As Jenny Medland notes in her Access report on pages 26-27, we spend a lot of time and money travelling to schools and colleges and staging events – despite having few resources to put into this. We are tremendously grateful to Donald McDonald for raising money for us through his True Blue project this year. Donald has been delivering inspirational talks for companies at team-building events and conferences, based around his Boat Race experiences, and he has generously donated the money raised from his speaking engagements to our access work.
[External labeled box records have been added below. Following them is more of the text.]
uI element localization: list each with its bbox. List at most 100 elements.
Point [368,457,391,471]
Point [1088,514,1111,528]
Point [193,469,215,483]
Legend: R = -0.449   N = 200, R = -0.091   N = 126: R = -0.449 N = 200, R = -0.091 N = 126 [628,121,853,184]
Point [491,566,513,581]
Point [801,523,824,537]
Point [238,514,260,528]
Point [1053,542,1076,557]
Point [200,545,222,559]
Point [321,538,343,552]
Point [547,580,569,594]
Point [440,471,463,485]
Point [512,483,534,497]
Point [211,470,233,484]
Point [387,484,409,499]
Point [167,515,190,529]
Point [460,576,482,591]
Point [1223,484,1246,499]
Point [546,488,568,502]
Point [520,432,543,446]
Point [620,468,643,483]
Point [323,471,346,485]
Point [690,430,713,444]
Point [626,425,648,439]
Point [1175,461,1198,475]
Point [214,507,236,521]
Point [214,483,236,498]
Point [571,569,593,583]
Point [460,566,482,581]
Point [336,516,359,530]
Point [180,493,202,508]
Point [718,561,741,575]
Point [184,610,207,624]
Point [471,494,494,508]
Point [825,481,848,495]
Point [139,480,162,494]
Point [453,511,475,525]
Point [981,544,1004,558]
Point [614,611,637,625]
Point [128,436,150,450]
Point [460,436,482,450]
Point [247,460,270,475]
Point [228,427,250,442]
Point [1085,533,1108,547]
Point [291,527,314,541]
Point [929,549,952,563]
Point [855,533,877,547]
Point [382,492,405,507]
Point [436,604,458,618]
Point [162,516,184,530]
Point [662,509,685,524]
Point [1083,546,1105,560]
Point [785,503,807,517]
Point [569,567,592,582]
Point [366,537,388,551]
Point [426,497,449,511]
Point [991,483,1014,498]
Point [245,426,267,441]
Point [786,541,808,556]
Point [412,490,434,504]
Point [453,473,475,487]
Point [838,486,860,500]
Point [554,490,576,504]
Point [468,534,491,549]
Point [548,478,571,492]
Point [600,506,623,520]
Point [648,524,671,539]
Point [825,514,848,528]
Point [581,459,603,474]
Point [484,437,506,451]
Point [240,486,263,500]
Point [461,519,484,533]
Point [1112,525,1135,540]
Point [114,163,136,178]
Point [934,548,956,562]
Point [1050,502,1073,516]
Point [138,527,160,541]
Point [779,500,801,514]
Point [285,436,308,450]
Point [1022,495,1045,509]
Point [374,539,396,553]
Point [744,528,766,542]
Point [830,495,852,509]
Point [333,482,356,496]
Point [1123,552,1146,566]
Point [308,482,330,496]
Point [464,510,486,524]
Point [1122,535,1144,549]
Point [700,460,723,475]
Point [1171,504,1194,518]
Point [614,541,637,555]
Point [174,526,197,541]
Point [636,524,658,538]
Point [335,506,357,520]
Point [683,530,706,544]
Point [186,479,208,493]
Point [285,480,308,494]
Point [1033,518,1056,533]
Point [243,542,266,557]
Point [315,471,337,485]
Donald is one of a number of alumni who has helped us in this way. I was struck reading the list of awards and student prizes this year how many are named after alumni and friends of Mansfield. Some of these awards are of very long standing, but others have been established in recent years. Mason Lowance has celebrated three of our former English tutors (our current Emeritus Fellow, John Creaser, and two former Mansfield tutors, the late Malcolm Parkes and Stephen Wall), in the College English prizes. The Mansfield Association has kindly agreed to fund our annual Science Prize for three years from 2014. And we are celebrating the contribution of Mike Mahony, our former History Fellow, not only in the long-standing Mahony History prize but by establishing the College termly graduate seminar in his name. Sarah and Peter Harkness’s bursary and prize have been an important focus in our access work in Yorkshire and the North East.

Antoni Chawluk and Janet Dyson retired this year. Both have made a huge contribution to Mansfield. Antoni has been a very dedicated tutor, unfailingly interested in the progress and well-being of his students and supportive to his peers in PPE. Janet’s years as Tutor for Admissions established the access work from which we are now reaping the benefit, and she has a special place in our history as our first Maths Fellow and the nurturer of countless Firsts in Maths.